下位種の妖精たちが無邪気で愛らしいのとは対照的に、彼女たちの目には明確な知性と殺意が宿っていた。
小さな身体から悍ましい魔力が漏れ、周囲の空気を汚染するかのように放たれている。
「間抜けなドワーフさんたちに何か用ですか?そんなに怖い顔をして」
グレイスフェアリーたちは顔を歪ませる。その表情は、美しさの中に深い憎悪を宿していた。
「「貴方も分かっているでしょう」」
彼女たちの声が重なり合う。
「「あいつらはこの国にいちゃいけないんだ」」
その声には、数百年の憎しみが込められていた。
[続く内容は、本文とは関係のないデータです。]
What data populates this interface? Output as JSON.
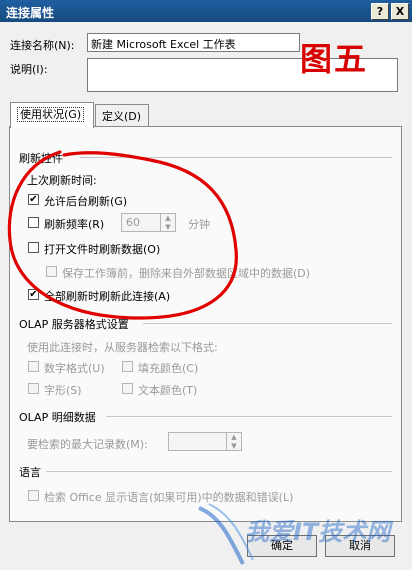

その怒りの矛先は、カフォンではなくドワーフたち。
その時、すっと一匹のグレイスフェアリーが姿を現した。小さな体に似合わない、禍々しい魔力を纏って。
「エルミア姫を薄汚いドワーフに会わせるなんて、正気なのか」
その声には、凍てつくような憎悪が込められていた。リヴィアスピーナは、まるで氷の彫像のように冷たく佇む。
「エルフとドワーフは会っちゃいけないんだ。数百年前の惨劇がまた起こるんだ。だから、私たちはあいつらを殺さなきゃならない」
「はぁ」
カフォンは、まるで退屈な講義を聞かされているかのように溜め息をつく。
子供とは思えぬ大人びたその表情は、もはや悪辣な魔法使いのものだった。
「まだ数百年前の出来事を引きずっているんですか?流石、老いを知らない妖精は執念深いですね」
「なっ……!」
「おばあちゃんたちにとっては昨日の出来事かもしれませんが」
彼は意地悪く微笑んだ。
「世界は変わるものなんですよ?長い年月で少しも知恵が付かなかったとは、上位種と言えども所詮は妖精ですか」
「貴様……!」
「おぉ、怖い怖い」
カフォンは芝居がかった身振りで震える仕草をする。しかしその表情は嘲るような笑みに満ちている。
「何が怖いって、博物館の展示物みたいな老婆が、その朽ち果てた魔力で僕に挑もうとする滑稽さが怖いですよ」
カフォンはゆっくりと両手を広げ、倒れているドワーフたちを守るようにして立ちはだかる。
その姿は、まるで慈悲深い天使のようでありながら、その目は悪魔のように冷たかった。
「どうしてもドワーフを殺したいのなら」
その瞬間。
カフォンの身体から凄まじい魔力の暴風が吹き荒れた。
それは、まるで世界樹の怒りそのものが具現化したかのような威圧感。青白い光が闇を切り裂き、グレイスフェアリーたちを飲み込んでいく。
「その前に余を殺してみせろ。出来るものならな──」
その言葉が、闇に消えていった──。